Она ответила мне твердым взглядом из-под чуть принахмуренных бровей, губы у нее были приоткрыты, ноздри трепетали. Я с удовольствием отметил, что душевное спокойствие, характерное для ее обхождения с доном Мигелем, отнюдь не переносилось на обхождение со мной. Она не сводила с меня глаз, не скрываясь, наблюдала за каждым моим движением и откровенно прислушивалась к каждому моему слову, заранее готовая вспыхнуть и сказать какую-нибудь колкость; при этом она ни разу даже не улыбнулась, а только изредка отрывисто и презрительно выдыхала воздух через нос. Короче говоря, мое присутствие побуждало ее к какой-то своеобразной ершистости, даже раздражительности. И кто поставит мне в упрек, что эта, пусть враждебная, заинтересованность в моей особе казалась мне более приятной и обнадеживающей, нежели безразличие!

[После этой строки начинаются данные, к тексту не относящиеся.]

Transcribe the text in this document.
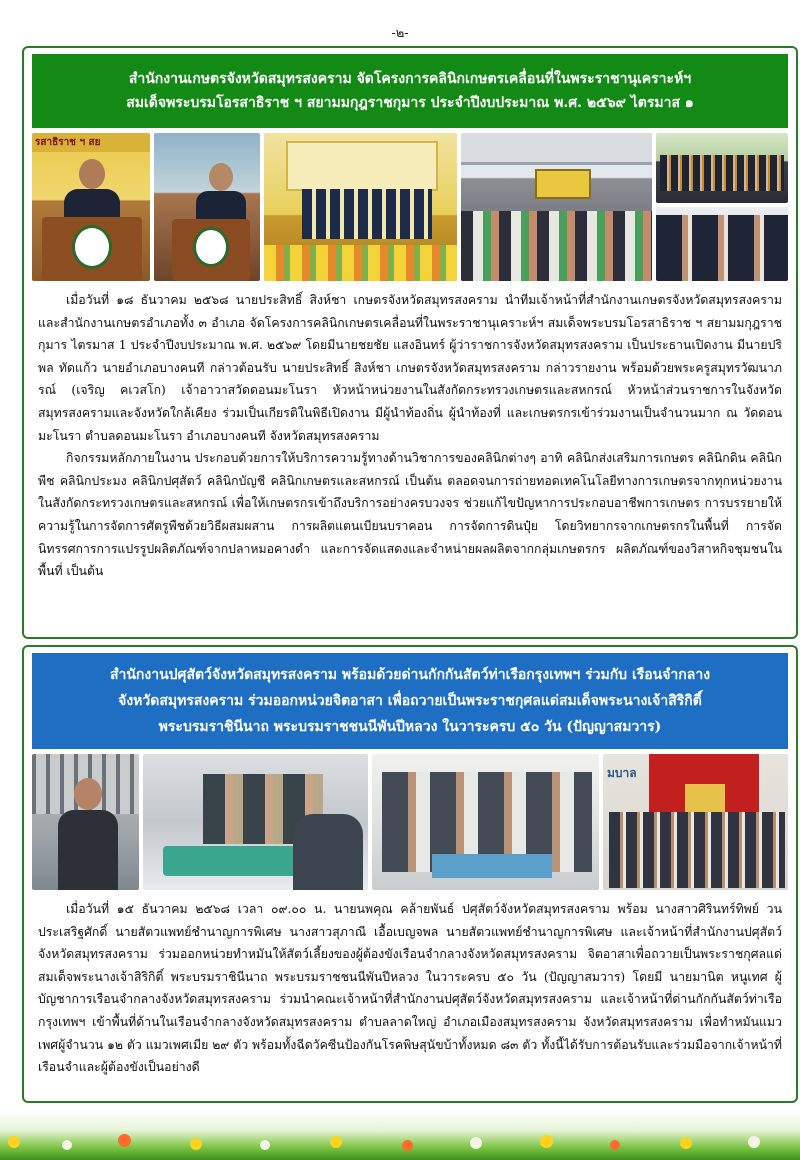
-๒-
สำนักงานเกษตรจังหวัดสมุทรสงคราม จัดโครงการคลินิกเกษตรเคลื่อนที่ในพระราชานุเคราะห์ฯ
สมเด็จพระบรมโอรสาธิราช ฯ สยามมกุฎราชกุมาร ประจำปีงบประมาณ พ.ศ. ๒๕๖๙ ไตรมาส ๑
รสาธิราช ฯ สย

เมื่อวันที่ ๑๘ ธันวาคม ๒๕๖๘ นายประสิทธิ์ สิงห์ชา เกษตรจังหวัดสมุทรสงคราม นำทีมเจ้าหน้าที่สำนักงานเกษตรจังหวัดสมุทรสงคราม และสำนักงานเกษตรอำเภอทั้ง ๓ อำเภอ จัดโครงการคลินิกเกษตรเคลื่อนที่ในพระราชานุเคราะห์ฯ สมเด็จพระบรมโอรสาธิราช ฯ สยามมกุฎราชกุมาร ไตรมาส 1 ประจำปีงบประมาณ พ.ศ. ๒๕๖๙ โดยมีนายชยชัย แสงอินทร์ ผู้ว่าราชการจังหวัดสมุทรสงคราม เป็นประธานเปิดงาน มีนายปริพล ทัดแก้ว นายอำเภอบางคนที กล่าวต้อนรับ นายประสิทธิ์ สิงห์ชา เกษตรจังหวัดสมุทรสงคราม กล่าวรายงาน พร้อมด้วยพระครูสมุทรวัฒนาภรณ์ (เจริญ คเวสโก) เจ้าอาวาสวัดดอนมะโนรา หัวหน้าหน่วยงานในสังกัดกระทรวงเกษตรและสหกรณ์ หัวหน้าส่วนราชการในจังหวัดสมุทรสงครามและจังหวัดใกล้เคียง ร่วมเป็นเกียรติในพิธีเปิดงาน มีผู้นำท้องถิ่น ผู้นำท้องที่ และเกษตรกรเข้าร่วมงานเป็นจำนวนมาก ณ วัดดอนมะโนรา ตำบลดอนมะโนรา อำเภอบางคนที จังหวัดสมุทรสงคราม

กิจกรรมหลักภายในงาน ประกอบด้วยการให้บริการความรู้ทางด้านวิชาการของคลินิกต่างๆ อาทิ คลินิกส่งเสริมการเกษตร คลินิกดิน คลินิกพืช คลินิกประมง คลินิกปศุสัตว์ คลินิกบัญชี คลินิกเกษตรและสหกรณ์ เป็นต้น ตลอดจนการถ่ายทอดเทคโนโลยีทางการเกษตรจากทุกหน่วยงานในสังกัดกระทรวงเกษตรและสหกรณ์ เพื่อให้เกษตรกรเข้าถึงบริการอย่างครบวงจร ช่วยแก้ไขปัญหาการประกอบอาชีพการเกษตร การบรรยายให้ความรู้ในการจัดการศัตรูพืชด้วยวิธีผสมผสาน การผลิตแตนเบียนบราคอน การจัดการดินปุ๋ย โดยวิทยากรจากเกษตรกรในพื้นที่ การจัดนิทรรศการการแปรรูปผลิตภัณฑ์จากปลาหมอคางดำ และการจัดแสดงและจำหน่ายผลผลิตจากกลุ่มเกษตรกร ผลิตภัณฑ์ของวิสาหกิจชุมชนในพื้นที่ เป็นต้น

สำนักงานปศุสัตว์จังหวัดสมุทรสงคราม พร้อมด้วยด่านกักกันสัตว์ท่าเรือกรุงเทพฯ ร่วมกับ เรือนจำกลาง
จังหวัดสมุทรสงคราม ร่วมออกหน่วยจิตอาสา เพื่อถวายเป็นพระราชกุศลแด่สมเด็จพระนางเจ้าสิริกิติ์
พระบรมราชินีนาถ พระบรมราชชนนีพันปีหลวง ในวาระครบ ๕๐ วัน (ปัญญาสมวาร)
มบาล

เมื่อวันที่ ๑๕ ธันวาคม ๒๕๖๘ เวลา ๐๙.๐๐ น. นายนพคุณ คล้ายพันธ์ ปศุสัตว์จังหวัดสมุทรสงคราม พร้อม นางสาวศิรินทร์ทิพย์ วนประเสริฐศักดิ์ นายสัตวแพทย์ชำนาญการพิเศษ นางสาวสุภาณี เอื้อเบญจพล นายสัตวแพทย์ชำนาญการพิเศษ และเจ้าหน้าที่สำนักงานปศุสัตว์จังหวัดสมุทรสงคราม ร่วมออกหน่วยทำหมันให้สัตว์เลี้ยงของผู้ต้องขังเรือนจำกลางจังหวัดสมุทรสงคราม จิตอาสาเพื่อถวายเป็นพระราชกุศลแด่สมเด็จพระนางเจ้าสิริกิติ์ พระบรมราชินีนาถ พระบรมราชชนนีพันปีหลวง ในวาระครบ ๕๐ วัน (ปัญญาสมวาร) โดยมี นายมานิต หนูเทศ ผู้บัญชาการเรือนจำกลางจังหวัดสมุทรสงคราม ร่วมนำคณะเจ้าหน้าที่สำนักงานปศุสัตว์จังหวัดสมุทรสงคราม และเจ้าหน้าที่ด่านกักกันสัตว์ท่าเรือกรุงเทพฯ เข้าพื้นที่ด้านในเรือนจำกลางจังหวัดสมุทรสงคราม ตำบลลาดใหญ่ อำเภอเมืองสมุทรสงคราม จังหวัดสมุทรสงคราม เพื่อทำหมันแมวเพศผู้จำนวน ๑๒ ตัว แมวเพศเมีย ๒๙ ตัว พร้อมทั้งฉีดวัคซีนป้องกันโรคพิษสุนัขบ้าทั้งหมด ๘๓ ตัว ทั้งนี้ได้รับการต้อนรับและร่วมมือจากเจ้าหน้าที่เรือนจำและผู้ต้องขังเป็นอย่างดี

Разговор, который велся по-французски, хотя мы с профессором изредка обменивались двумя-тремя немецкими словами, и вращался вокруг музея, впечатлений, внушивших мне чувство всесимпатии, а также предстоящего нам посещения ботанического сада, вскоре коснулся темы архитектурных достопримечательностей в окрестностях Лиссабона, которыми мне советовали ни в коем случае не пренебрегать. Я уверял, что меня снедает любопытство и что я ни на минуту не забываю о совете моего достоуважаемого спутника не ограничиваться беглым осмотром Лиссабона, но выкроить побольше времени для основательного ознакомления с ним. Хотя с временем-то у меня как раз и обстоит туговато – в моем маршруте не предусмотрена длительная задержка в Лиссабоне, – но теперь я уже начинаю прикидывать, как бы мне продлить свое здешнее пребывание.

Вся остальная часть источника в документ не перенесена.